A team that starts on Cloudflare for the edge-local performance benefit is also accepting that their workflow state, retry logic, and execution history are tightly coupled to the Workers runtime. For most teams building internal tooling or low-latency agents, that's a reasonable trade. For teams that need to move infrastructure or audit execution history outside the platform, it's a meaningful constraint to account for early.

Step identity, scaling, and determinism

Vercel's use of inferred IDs means code structure and execution state are linked. Each step gets an ID generated from its filepath and function name. If you rename a file or move a function, the compiler generates new IDs, which creates new step identities in the updated deployment.

Vercel solves this through deploy skew protection: in-flight runs are pinned to the deployment they started on, while new runs pick up the latest code. It means in-flight tasks cannot be upgraded to new logic mid-flight, and renamed steps will appear under different names in observability across the two deployments.

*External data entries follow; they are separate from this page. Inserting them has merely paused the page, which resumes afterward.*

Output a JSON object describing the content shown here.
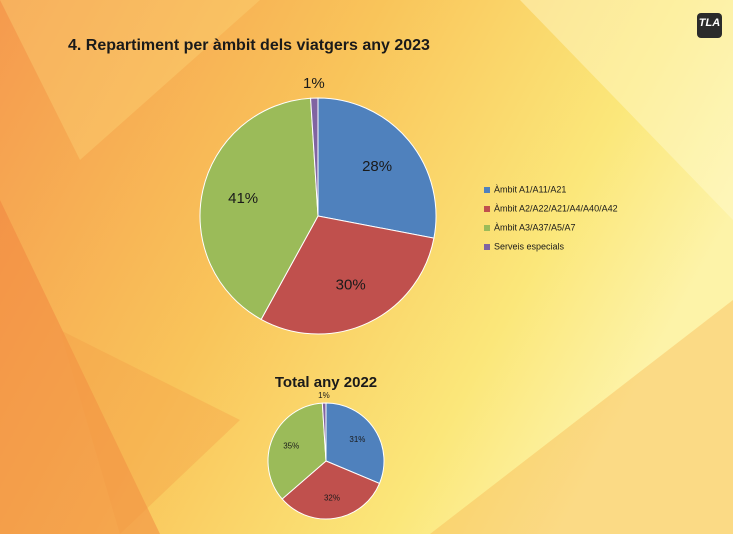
{
  "logo": "TLA",
  "chart_data": [
    {
      "type": "pie",
      "title": "4. Repartiment per àmbit dels viatgers any 2023",
      "categories": [
        "Àmbit A1/A11/A21",
        "Àmbit A2/A22/A21/A4/A40/A42",
        "Àmbit A3/A37/A5/A7",
        "Serveis especials"
      ],
      "values": [
        28,
        30,
        41,
        1
      ],
      "value_labels": [
        "28%",
        "30%",
        "41%",
        "1%"
      ],
      "colors": [
        "#4f81bd",
        "#c0504d",
        "#9bbb59",
        "#8064a2"
      ],
      "legend": "right"
    },
    {
      "type": "pie",
      "title": "Total any 2022",
      "values": [
        31,
        32,
        35,
        1
      ],
      "value_labels": [
        "31%",
        "32%",
        "35%",
        "1%"
      ],
      "colors": [
        "#4f81bd",
        "#c0504d",
        "#9bbb59",
        "#8064a2"
      ]
    }
  ]
}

Cloudflare requires explicit step names. Because you supply the cache key as a string, you can move code anywhere without breaking identity. The tradeoff is manual overhead: you are responsible for maintaining unique keys across your codebase, and the compiler won't catch a naming collision.

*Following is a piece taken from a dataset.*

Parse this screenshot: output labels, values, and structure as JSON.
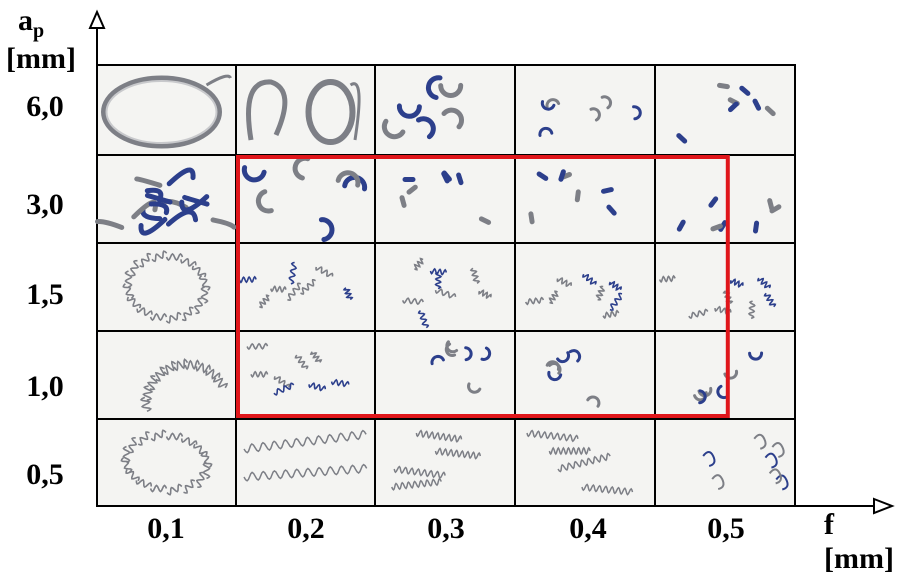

Cloudflare's co-located state reduces read/write latency between compute and state, but adds platform lock-in and potential startup latency for high-frequency machine triggers. Vercel's event-log model is flexible but carries overhead as histories grow; their docs recommend splitting logic into child workflows past 2,000 events. Workflow functions must also be fully deterministic: no random values, no timestamps, no side effects outside of steps.

Visibility and portability shape the decision

The first question is visibility. Do you want orchestration to disappear into your application code, or remain an explicit architectural boundary? Vercel makes it invisible. Directives extend your existing async functions without a separate entrypoint, a separate class, or a separate configuration file. Cloudflare's model is explicit by design. It asks for a dedicated class, a named binding, and a configuration that makes the workflow an explicit architectural boundary.

The second question is whether your workflow layer needs to be portable independent of your deployment platform. Vercel's open-source SDK and pluggable storage mean the workflow layer can outlive the deployment layer. Cloudflare's model doesn't offer that separation, and it doesn't pretend to. If you're already deep in the Workers ecosystem, that's not a constraint. It's just the architecture. If you're not, it's the first thing to pressure-test before you commit to the platform.

The architectural decision

Durable execution used to be infrastructure you bolted on. Both Vercel and Cloudflare have moved it inside the platform and treat it as baseline. The decision now is architectural: how explicitly you want to manage that infrastructure while you build.